Biblical Christianity and Politics…
I love discussing/thinking through issues with non-Christians as well as Christians. There are those with whom I can dialogue constructively–and I make a sincere and sustained good-faith effort with everyone and anyone when the topic crops up. And then there’s most people.
So, I thought, is there anything that I can do? I have spent years of my life dedicated to the study of these topics. Maybe I can help alleviate the condition which depresses me, instead of complaining about it. So, I am going to set about discussing what I call “Political Epistemology” and how it relates to Biblical Christianity.
Why do I say, “Biblical Christianity,” and not just “Christianity”? I say Biblical Christianity because I want to be clear that I am talking about real Christianity. There is no other kind of Christianity. There was Christianity before the New Testament was complete, but all of those writers of the New Testament believed the Old Testament and thought that they were continuing on in God’s work–God of the Old Testament. I would say that they really were carrying on God’s work. I say God of the Old Testament because I want to be clear that I am talking about the real God. There is no other God. Any God identical to the God of the Old Testament is the real God, or so it seems to me.
You and me are living 2,000 years later, and we are “Politically Imbedded.” We can be disinterested, but much politics feeds off of the disinterest of people (it may or may not be in the service of good things). At some point in your life you are going to be bothered by something and want to support or effect a solution to that problem. Politics is the study of the acquisition and distribution of power (for diverse purposes). “Political Epistemology”, as I call it, is the study of knowing which Political Principles and Actions/Inactions are Good, Beautiful, Just. The study of how to get True Beliefs (supported by adequate Evidence and understanding) in service of making positive change to fix problems in the world is “Political Epistemology,” as I’m using the term.
Each of us has some power already. We spend much of our lives trying to get more power, or trying to figure out how to best use the resources (power) that we already have. We are political creatures. We have power, we want power, we want to know how to use power.

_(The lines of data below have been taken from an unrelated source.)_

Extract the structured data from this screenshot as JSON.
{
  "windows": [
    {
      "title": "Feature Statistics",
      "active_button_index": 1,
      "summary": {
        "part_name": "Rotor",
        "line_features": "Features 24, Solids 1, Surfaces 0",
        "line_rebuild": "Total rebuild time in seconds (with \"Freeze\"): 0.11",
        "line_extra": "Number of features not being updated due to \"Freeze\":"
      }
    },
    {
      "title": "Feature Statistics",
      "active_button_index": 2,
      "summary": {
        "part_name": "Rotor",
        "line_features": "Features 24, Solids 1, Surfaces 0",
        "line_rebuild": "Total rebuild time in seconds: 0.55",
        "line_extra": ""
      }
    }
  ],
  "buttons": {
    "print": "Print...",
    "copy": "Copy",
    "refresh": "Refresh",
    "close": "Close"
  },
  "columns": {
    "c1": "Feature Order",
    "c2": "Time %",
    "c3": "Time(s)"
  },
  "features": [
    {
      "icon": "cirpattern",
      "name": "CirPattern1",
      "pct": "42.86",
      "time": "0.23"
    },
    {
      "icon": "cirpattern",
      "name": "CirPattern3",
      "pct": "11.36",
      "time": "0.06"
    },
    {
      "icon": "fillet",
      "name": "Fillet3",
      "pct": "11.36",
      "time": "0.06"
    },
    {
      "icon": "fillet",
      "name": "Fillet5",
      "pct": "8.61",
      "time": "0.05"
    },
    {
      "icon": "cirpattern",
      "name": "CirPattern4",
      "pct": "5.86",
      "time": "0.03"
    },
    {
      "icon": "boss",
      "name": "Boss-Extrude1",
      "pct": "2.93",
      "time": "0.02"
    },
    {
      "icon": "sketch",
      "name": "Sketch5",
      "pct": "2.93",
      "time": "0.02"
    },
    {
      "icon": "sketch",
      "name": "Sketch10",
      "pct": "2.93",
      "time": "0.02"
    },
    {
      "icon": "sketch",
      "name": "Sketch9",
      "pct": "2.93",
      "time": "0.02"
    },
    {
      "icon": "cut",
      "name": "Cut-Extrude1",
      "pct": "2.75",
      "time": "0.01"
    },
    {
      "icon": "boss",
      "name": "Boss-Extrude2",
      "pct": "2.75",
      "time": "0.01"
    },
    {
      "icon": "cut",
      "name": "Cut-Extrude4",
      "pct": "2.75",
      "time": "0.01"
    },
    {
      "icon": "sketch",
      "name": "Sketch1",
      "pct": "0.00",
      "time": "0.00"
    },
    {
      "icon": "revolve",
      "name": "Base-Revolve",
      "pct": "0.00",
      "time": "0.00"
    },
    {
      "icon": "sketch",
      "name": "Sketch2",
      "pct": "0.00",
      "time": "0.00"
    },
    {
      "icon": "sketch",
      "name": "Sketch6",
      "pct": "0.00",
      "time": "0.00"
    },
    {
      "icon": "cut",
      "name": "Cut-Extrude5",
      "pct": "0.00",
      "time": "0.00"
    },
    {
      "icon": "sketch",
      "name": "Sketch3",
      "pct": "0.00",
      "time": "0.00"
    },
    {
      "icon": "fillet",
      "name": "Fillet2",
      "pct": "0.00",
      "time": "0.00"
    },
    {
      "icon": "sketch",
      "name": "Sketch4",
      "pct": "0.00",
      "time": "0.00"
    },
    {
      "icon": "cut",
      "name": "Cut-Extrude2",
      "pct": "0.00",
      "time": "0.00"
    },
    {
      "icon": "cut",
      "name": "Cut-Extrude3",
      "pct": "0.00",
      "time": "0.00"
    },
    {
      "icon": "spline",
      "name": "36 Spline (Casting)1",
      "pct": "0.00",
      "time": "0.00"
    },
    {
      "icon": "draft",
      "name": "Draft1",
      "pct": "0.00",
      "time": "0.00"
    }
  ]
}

Prayer is a request for power or for wisdom to use power.
Now what does Biblical Christianity have to do with the Acquisition and Distribution of Power?
Maybe you have come to that point where something really bothers you and you want to make a solution (or be a part of making that solution, or you would like to see other people make that solution) to that problem. If you don’t see any problems in the world around you, you are either blind or evil, or both. I don’t think I should have to convince you that there are problems that need to be fixed, and that we have a responsibility to fix.

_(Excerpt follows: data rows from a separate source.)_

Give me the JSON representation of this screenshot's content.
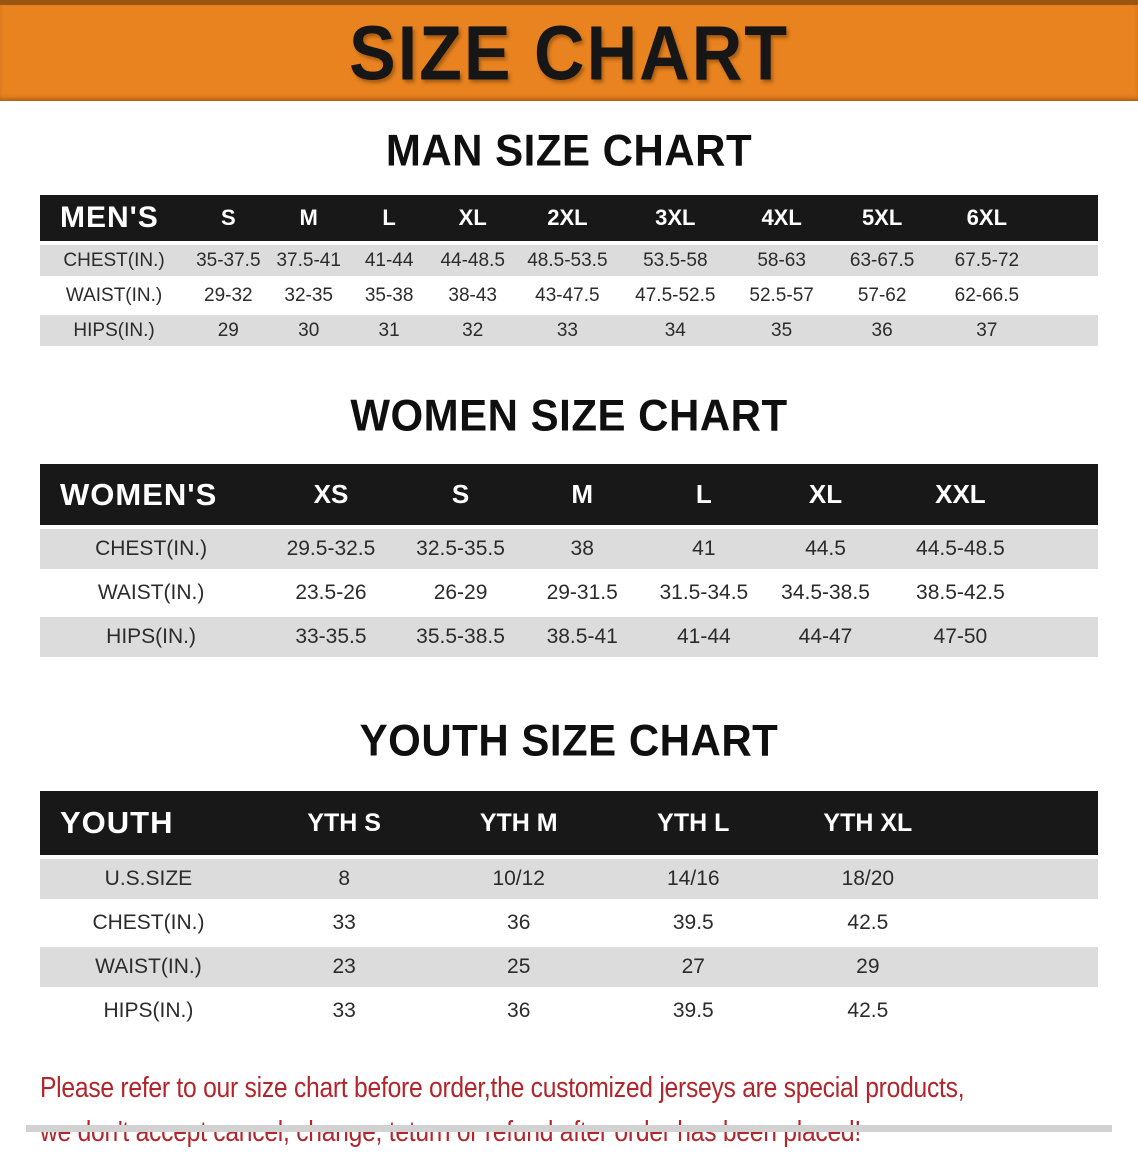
{
  "banner": {
    "title": "SIZE CHART",
    "bg_color": "#E88320",
    "title_color": "#161616"
  },
  "sections": [
    {
      "heading": "MAN SIZE CHART",
      "table": {
        "header_label": "MEN'S",
        "columns": [
          "S",
          "M",
          "L",
          "XL",
          "2XL",
          "3XL",
          "4XL",
          "5XL",
          "6XL"
        ],
        "rows": [
          {
            "label": "CHEST(IN.)",
            "values": [
              "35-37.5",
              "37.5-41",
              "41-44",
              "44-48.5",
              "48.5-53.5",
              "53.5-58",
              "58-63",
              "63-67.5",
              "67.5-72"
            ]
          },
          {
            "label": "WAIST(IN.)",
            "values": [
              "29-32",
              "32-35",
              "35-38",
              "38-43",
              "43-47.5",
              "47.5-52.5",
              "52.5-57",
              "57-62",
              "62-66.5"
            ]
          },
          {
            "label": "HIPS(IN.)",
            "values": [
              "29",
              "30",
              "31",
              "32",
              "33",
              "34",
              "35",
              "36",
              "37"
            ]
          }
        ]
      }
    },
    {
      "heading": "WOMEN SIZE CHART",
      "table": {
        "header_label": "WOMEN'S",
        "columns": [
          "XS",
          "S",
          "M",
          "L",
          "XL",
          "XXL"
        ],
        "rows": [
          {
            "label": "CHEST(IN.)",
            "values": [
              "29.5-32.5",
              "32.5-35.5",
              "38",
              "41",
              "44.5",
              "44.5-48.5"
            ]
          },
          {
            "label": "WAIST(IN.)",
            "values": [
              "23.5-26",
              "26-29",
              "29-31.5",
              "31.5-34.5",
              "34.5-38.5",
              "38.5-42.5"
            ]
          },
          {
            "label": "HIPS(IN.)",
            "values": [
              "33-35.5",
              "35.5-38.5",
              "38.5-41",
              "41-44",
              "44-47",
              "47-50"
            ]
          }
        ]
      }
    },
    {
      "heading": "YOUTH SIZE CHART",
      "table": {
        "header_label": "YOUTH",
        "columns": [
          "YTH S",
          "YTH M",
          "YTH L",
          "YTH XL"
        ],
        "rows": [
          {
            "label": "U.S.SIZE",
            "values": [
              "8",
              "10/12",
              "14/16",
              "18/20"
            ]
          },
          {
            "label": "CHEST(IN.)",
            "values": [
              "33",
              "36",
              "39.5",
              "42.5"
            ]
          },
          {
            "label": "WAIST(IN.)",
            "values": [
              "23",
              "25",
              "27",
              "29"
            ]
          },
          {
            "label": "HIPS(IN.)",
            "values": [
              "33",
              "36",
              "39.5",
              "42.5"
            ]
          }
        ]
      }
    }
  ],
  "footer": {
    "line1": "Please refer to our size chart before order,the customized jerseys are special products,",
    "line2": "we don't accept cancel, change, teturn or refund after order has been placed!",
    "text_color": "#B2262B"
  }
}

The question is for me (generally speaking) is : I see the problems. I am a Christian. I have this resource of faith in the real God. Now, what can I do? What should I do? I have the right to vote, to persuade. How should I do those things, and to what end? Should I just pray? Should I just try to enjoy life as much as possible? Should I join a political party? Should I not? How should I vote? What issues are the most important. Which should we focus on first?
I know what I want. But, what if that conflicts with what you want? How do I know what to do, how to be?

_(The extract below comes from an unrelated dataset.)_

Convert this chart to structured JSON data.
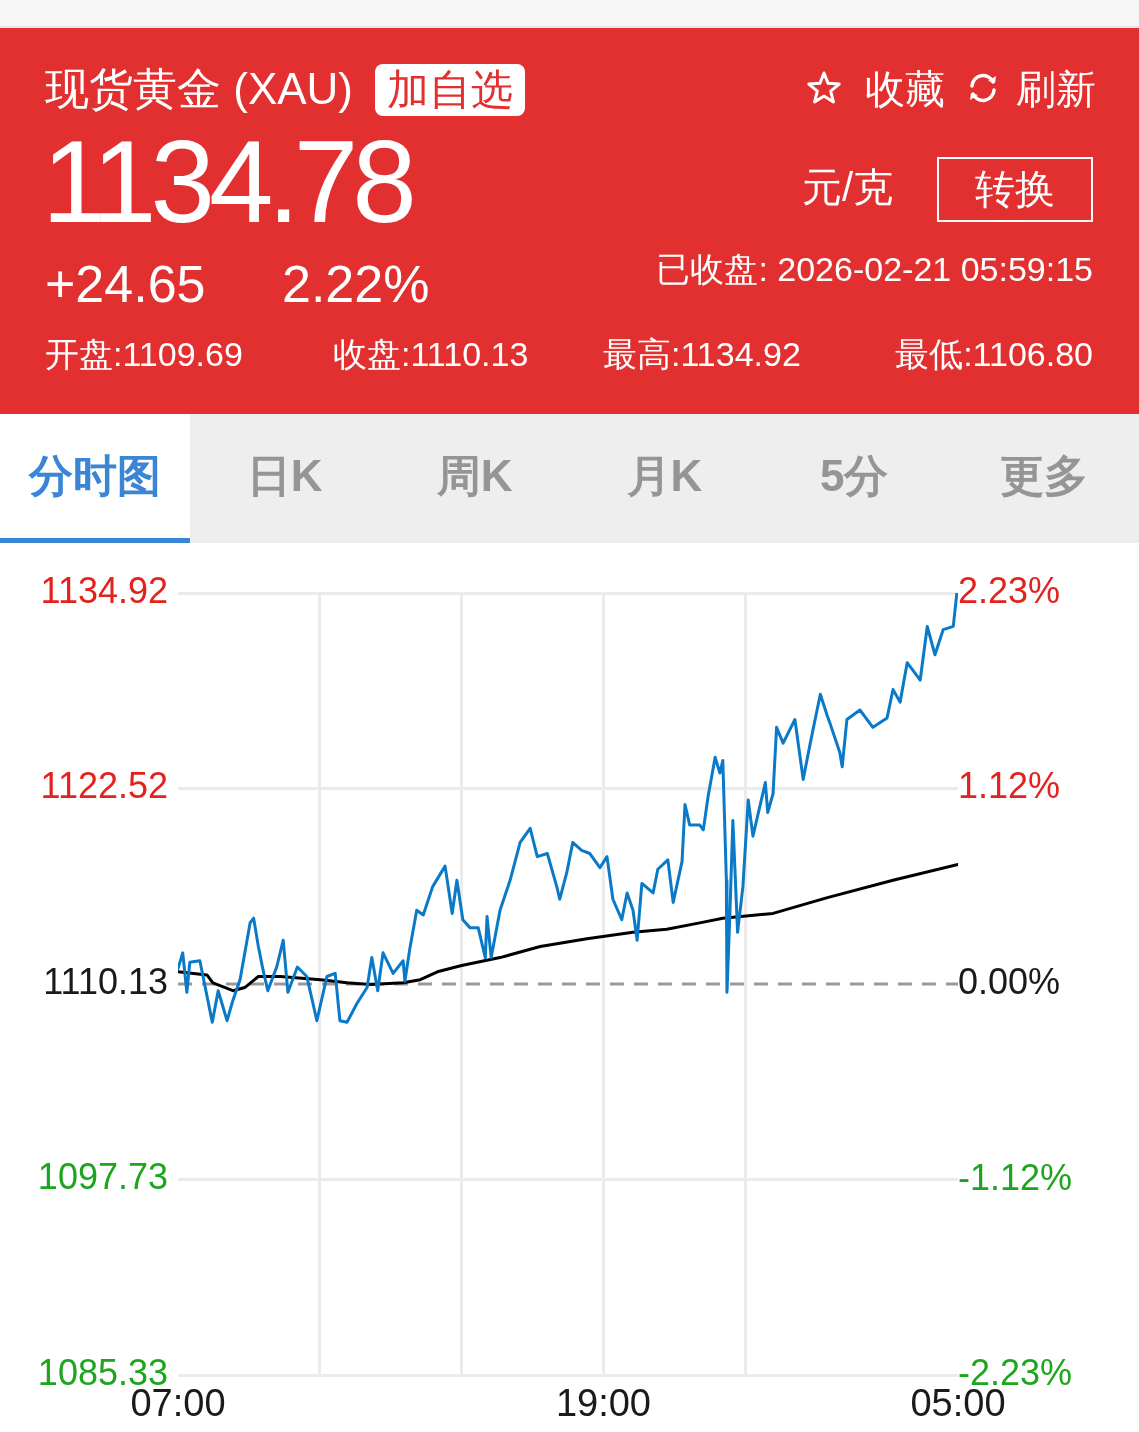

I hate the labels. But, if you don’t care, you are probably “liberal/progressive.” You think property is less important than equality, and don’t mind a large bureaucracy to enforce it. That is the default position. “Progressives,” generally speaking still, usually don’t believe in Truth at all, which undermines any claim to “Progress.”
“Conservatives,” on the other hand, have a hard time clarifying what they are conserving, and why. “Libertarians” are healthy/wealthy, and don’t want their money/land taken to pay for someone’s cancer. They prefer property over equality, and are suspicious of bureaucracy.
How should we carry on God’s work today? Should we stay out of politics? If not, what, how, and why?
Where do you stand? What do you think?